Gilles Grangier, Michel Audiard et Albert Simonin ont transformé le roman très noir de ce dernier, "le cave se rebiffe" , en quelque chose de beaucoup plus léger et plus humoristique c'est-à-dire une comédie.
Mais c'est plutôt réussi et je dirai d'ailleurs que c'est un des films de Gilles Grangier que je préfère.
Le film fonctionne très bien sur un sujet très sérieux qui est la fabrication de fausse mornifle à partir d'une bande de truands qui, a priori, ne rigolent pas. On ne trouvera pas l'humour dans l'histoire elle-même donc ni dans l'action qui n'est pas spécialement drôle.
L'humour se situe dans le décalage permanent entre des gens sérieux qui se prennent au sérieux et ce que comprend et voit le spectateur à qui Grangier donne toutes les clés de l'affaire. L'humour se situe, bien entendu, aussi dans les dialogues fignolés par Audiard entre l'argot de truand et les aphorismes et sentences balancées par les acteurs.
Par exemple, le commissaire venu attendre le Dabe (Gabin) à sa descente d'avion, qui raconte à son adjoint, les nombreuses mésaventures qui lui ont coûté son avancement dans sa carrière dues au génie malfaisant du Dabe : "Que veux-tu, le poulet ça l'inspire".
Contrairement au roman où les protagonistes ont des rôles beaucoup plus équilibrés, le film est construit autour du personnage du Dabe, joué par Gabin qui, en expert de la fabrication de fausse monnaie, a le rôle central puisqu'il est le seul à savoir faire; les autres personnages sont pieds et poings liés à cet expert et se démènent pour le servir, non sans renâcler. Et ces autres personnages sont tous excellents, chacun dans son registre.
Bernard Blier en ancien patron de bobinard dont il ne s'est toujours pas remis de la loi de Marthe Richard. C'est lui qui est allé chercher le Dabe : il ne peut donc pas se déjuger auprès de ses acolytes et le dabe en profite pour lui faire avaler toutes sortes de couleuvres.
Antoine Balpétré en banquier, enfin en usurier plutôt, sent bien qu'il y a un loup sous tout ce micmac mais en homme poli et bien élevé s'écrase et suit le mouvement.
Maurice Biraud, c'est le cave qui est manipulé par sa femme puis par le Dabe. C'est lui qui donne le titre au film mais il faut savoir que c'est plutôt dans le roman qu'il se rebiffe face aux truands. Ici, il ne fait que manger dans la main du Dabe. Le Dabe, pas à une flatterie près pour l'avoir à sa pogne lui dira : "Le bon Dieu t'a donné une main exceptionnelle. Il aurait pu te créer honnête, il t'a même épargné ça !"

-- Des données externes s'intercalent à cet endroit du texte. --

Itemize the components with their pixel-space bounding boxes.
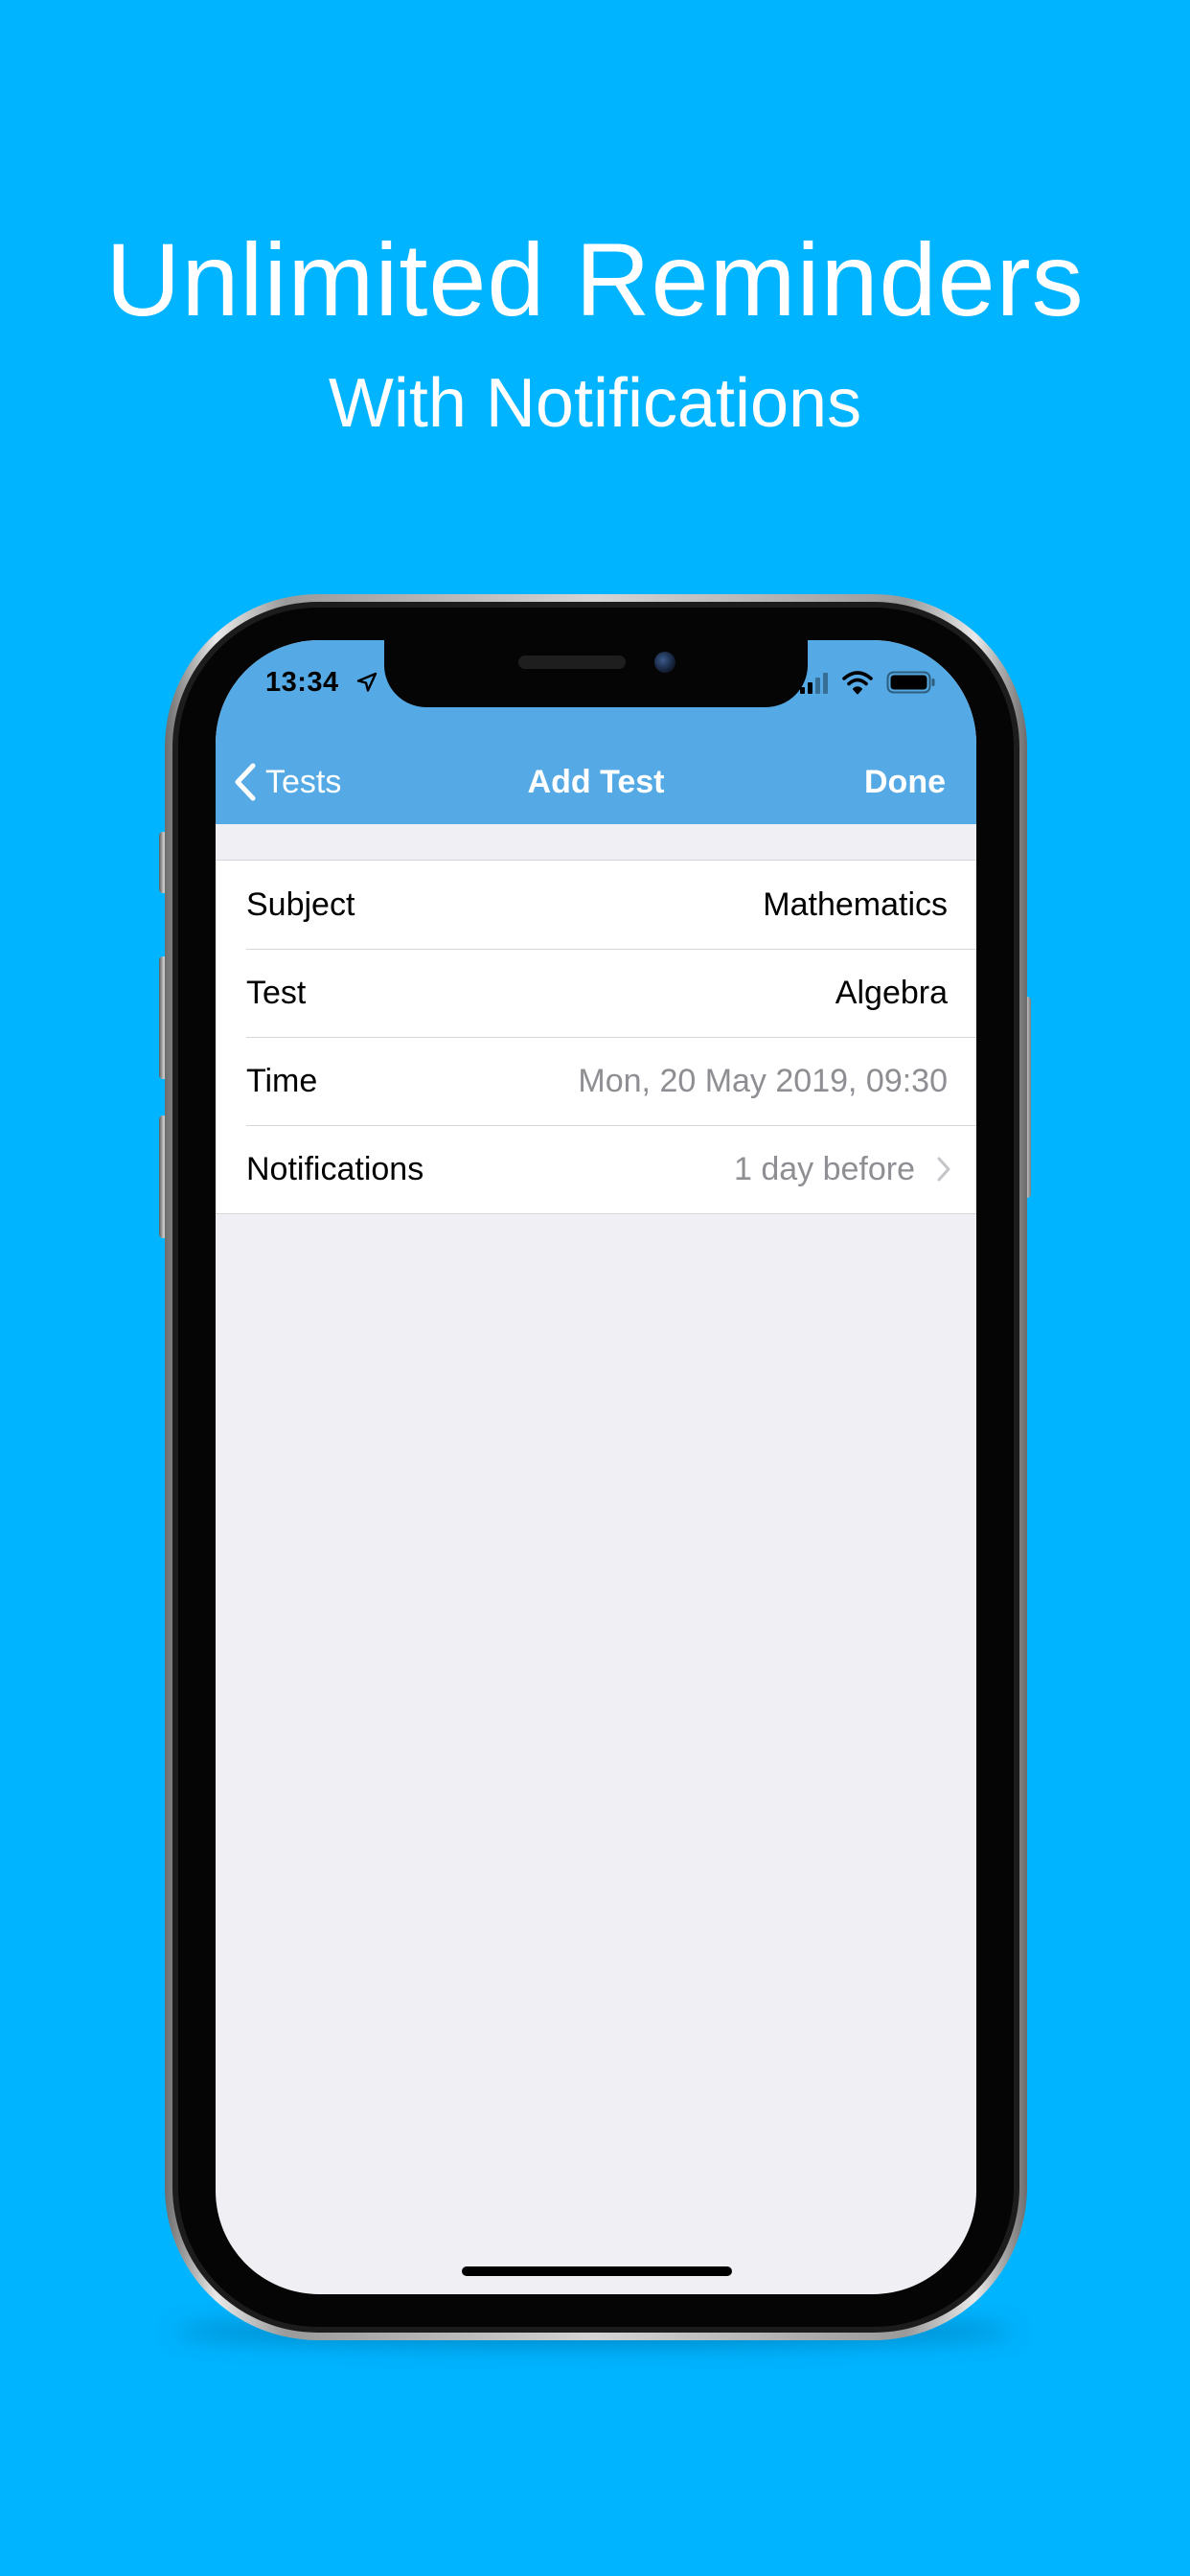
- test-row[interactable]: Test Algebra: [216, 949, 976, 1037]
- location-arrow-icon: [356, 672, 378, 692]
- phone-screen: 13:34 Tests Add Test Done Subject Mathem…: [216, 640, 976, 2294]
- wifi-icon: [842, 671, 873, 695]
- promo-title: Unlimited Reminders: [105, 221, 1085, 337]
- speaker-grille: [518, 656, 626, 669]
- notifications-label: Notifications: [246, 1150, 424, 1187]
- time-row[interactable]: Time Mon, 20 May 2019, 09:30: [216, 1037, 976, 1125]
- nav-title: Add Test: [527, 764, 665, 800]
- subject-value: Mathematics: [763, 886, 948, 923]
- notifications-row[interactable]: Notifications 1 day before: [216, 1125, 976, 1213]
- subject-label: Subject: [246, 886, 355, 923]
- time-label: Time: [246, 1062, 318, 1099]
- chevron-right-icon: [937, 1157, 950, 1182]
- promo-subtitle: With Notifications: [328, 365, 862, 442]
- time-value: Mon, 20 May 2019, 09:30: [578, 1062, 948, 1099]
- notch: [384, 640, 808, 707]
- notifications-value: 1 day before: [733, 1150, 915, 1187]
- front-camera: [654, 652, 675, 673]
- test-label: Test: [246, 974, 307, 1011]
- battery-icon: [886, 671, 935, 694]
- test-value: Algebra: [835, 974, 948, 1011]
- done-button[interactable]: Done: [864, 759, 946, 805]
- home-indicator[interactable]: [462, 2266, 732, 2276]
- add-test-form: Subject Mathematics Test Algebra Time Mo…: [216, 860, 976, 1214]
- status-time: 13:34: [265, 667, 339, 698]
- subject-row[interactable]: Subject Mathematics: [216, 861, 976, 949]
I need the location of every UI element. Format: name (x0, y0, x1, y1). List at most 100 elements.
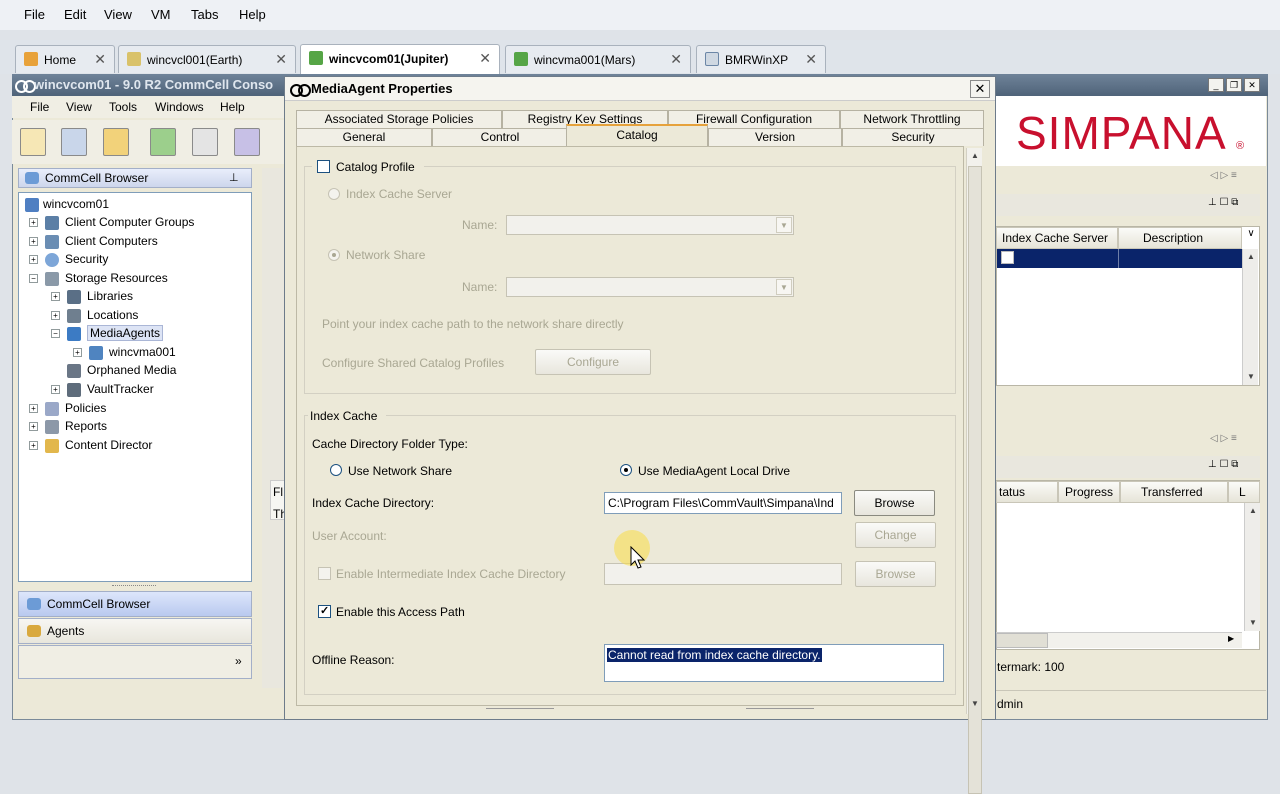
dialog-close-button[interactable]: ✕ (970, 80, 990, 98)
network-share-select[interactable]: ▼ (506, 277, 794, 297)
expand-icon[interactable]: + (29, 422, 38, 431)
tree-item-vaulttracker[interactable]: + VaultTracker (51, 382, 154, 397)
browse-directory-button[interactable]: Browse (854, 490, 935, 516)
vm-tab-earth[interactable]: wincvcl001(Earth) ✕ (118, 45, 296, 73)
use-network-share-radio[interactable] (330, 464, 342, 476)
tree-item-security[interactable]: + Security (29, 252, 108, 267)
tree-item-libraries[interactable]: + Libraries (51, 289, 133, 304)
vm-tab-home[interactable]: Home ✕ (15, 45, 115, 73)
tree-item-orphaned-media[interactable]: Orphaned Media (67, 363, 176, 378)
console-menu-file[interactable]: File (30, 100, 49, 114)
expand-icon[interactable]: + (51, 311, 60, 320)
tree-item-policies[interactable]: + Policies (29, 401, 106, 416)
scroll-down-icon[interactable]: ▼ (1243, 369, 1259, 385)
offline-reason-textarea[interactable]: Cannot read from index cache directory. (604, 644, 944, 682)
expand-icon[interactable]: + (73, 348, 82, 357)
tree-item-wincvma001[interactable]: + wincvma001 (73, 345, 176, 360)
vm-tab-bmrwinxp[interactable]: BMRWinXP ✕ (696, 45, 826, 73)
tree-item-locations[interactable]: + Locations (51, 308, 138, 323)
splitter-grip[interactable] (112, 585, 156, 588)
partial-button[interactable] (486, 708, 554, 718)
properties-tool-icon[interactable] (20, 128, 46, 156)
expand-icon[interactable]: + (29, 255, 38, 264)
nav-commcell-browser[interactable]: CommCell Browser (18, 591, 252, 617)
tree-item-mediaagents[interactable]: − MediaAgents (51, 325, 164, 341)
expand-icon[interactable]: + (29, 218, 38, 227)
col-transferred[interactable]: Transferred (1120, 481, 1228, 503)
console-menu-help[interactable]: Help (220, 100, 245, 114)
vm-menu-view[interactable]: View (104, 7, 132, 22)
vm-menu-edit[interactable]: Edit (64, 7, 86, 22)
vm-menu-vm[interactable]: VM (151, 7, 171, 22)
scroll-up-icon[interactable]: ▲ (967, 148, 983, 164)
vm-menu-file[interactable]: File (24, 7, 45, 22)
tab-general[interactable]: General (296, 130, 432, 144)
event-viewer-tool-icon[interactable] (150, 128, 176, 156)
console-menu-view[interactable]: View (66, 100, 92, 114)
configure-button[interactable]: Configure (535, 349, 651, 375)
minimize-icon[interactable]: _ (1208, 78, 1224, 92)
col-more[interactable]: L (1228, 481, 1260, 503)
partial-button[interactable] (746, 708, 814, 718)
grid2-scrollbar[interactable]: ▲ ▼ (1244, 503, 1260, 631)
expand-icon[interactable]: + (29, 404, 38, 413)
expand-icon[interactable]: + (51, 292, 60, 301)
tree-root[interactable]: wincvcom01 (25, 197, 109, 212)
index-cache-server-radio[interactable] (328, 188, 340, 200)
enable-access-path-checkbox[interactable]: ✓ (318, 605, 331, 618)
tree-item-content-director[interactable]: + Content Director (29, 438, 152, 453)
index-cache-server-select[interactable]: ▼ (506, 215, 794, 235)
nav-arrows-icon[interactable]: ◁ ▷ ≡ (1210, 170, 1237, 181)
vm-tab-mars[interactable]: wincvma001(Mars) ✕ (505, 45, 691, 73)
expand-icon[interactable]: + (29, 441, 38, 450)
console-menu-tools[interactable]: Tools (109, 100, 137, 114)
reports-tool-icon[interactable] (103, 128, 129, 156)
tree-item-client-groups[interactable]: + Client Computer Groups (29, 215, 194, 230)
console-menu-windows[interactable]: Windows (155, 100, 204, 114)
job-controller-tool-icon[interactable] (61, 128, 87, 156)
hscroll-thumb[interactable] (996, 633, 1048, 648)
close-icon[interactable]: ✕ (479, 50, 491, 67)
close-icon[interactable]: ✕ (805, 51, 817, 68)
vm-menu-tabs[interactable]: Tabs (191, 7, 218, 22)
tree-item-storage-resources[interactable]: − Storage Resources (29, 271, 168, 286)
tab-catalog[interactable]: Catalog (566, 128, 708, 142)
tree-item-reports[interactable]: + Reports (29, 419, 107, 434)
scroll-right-icon[interactable]: ▶ (1228, 634, 1234, 643)
scroll-down-icon[interactable]: ▼ (1245, 615, 1261, 631)
tree-item-client-computers[interactable]: + Client Computers (29, 234, 158, 249)
tab-network-throttling[interactable]: Network Throttling (840, 112, 984, 126)
scroll-up-icon[interactable]: ▲ (1245, 503, 1261, 519)
scroll-down-icon[interactable]: ▼ (967, 696, 983, 712)
col-description[interactable]: Description (1118, 227, 1242, 249)
tab-associated-storage-policies[interactable]: Associated Storage Policies (296, 112, 502, 126)
selected-grid-row[interactable] (997, 249, 1242, 268)
pane-controls-icon[interactable]: ⊥ ☐ ⧉ (1208, 197, 1238, 208)
vm-tab-jupiter[interactable]: wincvcom01(Jupiter) ✕ (300, 44, 500, 74)
tab-version[interactable]: Version (708, 130, 842, 144)
change-user-button[interactable]: Change (855, 522, 936, 548)
grid1-scrollbar[interactable]: ▲ ▼ (1242, 249, 1258, 385)
network-share-radio[interactable] (328, 249, 340, 261)
expand-icon[interactable]: + (29, 237, 38, 246)
catalog-profile-checkbox[interactable] (317, 160, 330, 173)
row-checkbox[interactable] (1001, 251, 1014, 264)
collapse-icon[interactable]: − (51, 329, 60, 338)
col-index-cache-server[interactable]: Index Cache Server (996, 227, 1118, 249)
chevron-down-icon[interactable]: ▼ (776, 279, 792, 295)
calendar-tool-icon[interactable] (192, 128, 218, 156)
collapse-icon[interactable]: − (29, 274, 38, 283)
close-icon[interactable]: ✕ (670, 51, 682, 68)
col-progress[interactable]: Progress (1058, 481, 1120, 503)
grid2-hscrollbar[interactable]: ▶ (996, 632, 1242, 648)
vm-menu-help[interactable]: Help (239, 7, 266, 22)
col-status[interactable]: tatus (996, 481, 1058, 503)
nav-arrows-icon[interactable]: ◁ ▷ ≡ (1210, 433, 1237, 444)
chevron-down-icon[interactable]: ▼ (776, 217, 792, 233)
chevron-down-icon[interactable]: ∨ (1244, 228, 1258, 248)
scroll-up-icon[interactable]: ▲ (1243, 249, 1259, 265)
close-icon[interactable]: ✕ (1244, 78, 1260, 92)
index-cache-directory-input[interactable]: C:\Program Files\CommVault\Simpana\Ind (604, 492, 842, 514)
chevron-down-icon[interactable]: » (235, 654, 242, 668)
tab-control[interactable]: Control (432, 130, 568, 144)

Martine Carol joue le rôle de la femme du cave. Excellente dans son rôle de femme limite vulgaire tendance salope et pas trop fûtée qui s'émerveille devant les chambres du lupanar sans comprendre de quoi il s'agit ou encore de la bagnole américaine de son amant. Pas vraiment le rôle de la femme d'intérieur que le cave serait en droit d'attendre...
Franck Villard dans le rôle du vendeur de voitures d'occasion dont il a d'ailleurs le look et le bagou. Il est l'amant de la femme du cave et c'est lui dont la connerie est telle qu'elle pourrait "servir de mètre étalon". C'est lui aussi qui est tout de suite reconnu par le personnage joué par Madeleine Rosay car "on m'avait fait un portrait parlé ; je ne pouvais pas me tromper"
Et puis Ginette Leclerc (l'épouse de Blier, l'ancienne patronne du bordel qui a du mal à réfréner les ardeurs masculines de son mari), Françoise Rosay (en vieille truande qui lâche sa petite larme sur les truands disparus) , Robert Dalban et Jacques Marin en flics des mœurs...
"Le cave se rebiffe" est un très bon cru de Gilles Grangier, de ces crus qui vieillissent très bien et qu'on prend plaisir à distiller délicatement en bouche ...
Soyons fous, je mets ce film au même niveau que les "tontons flingueurs" soit 9.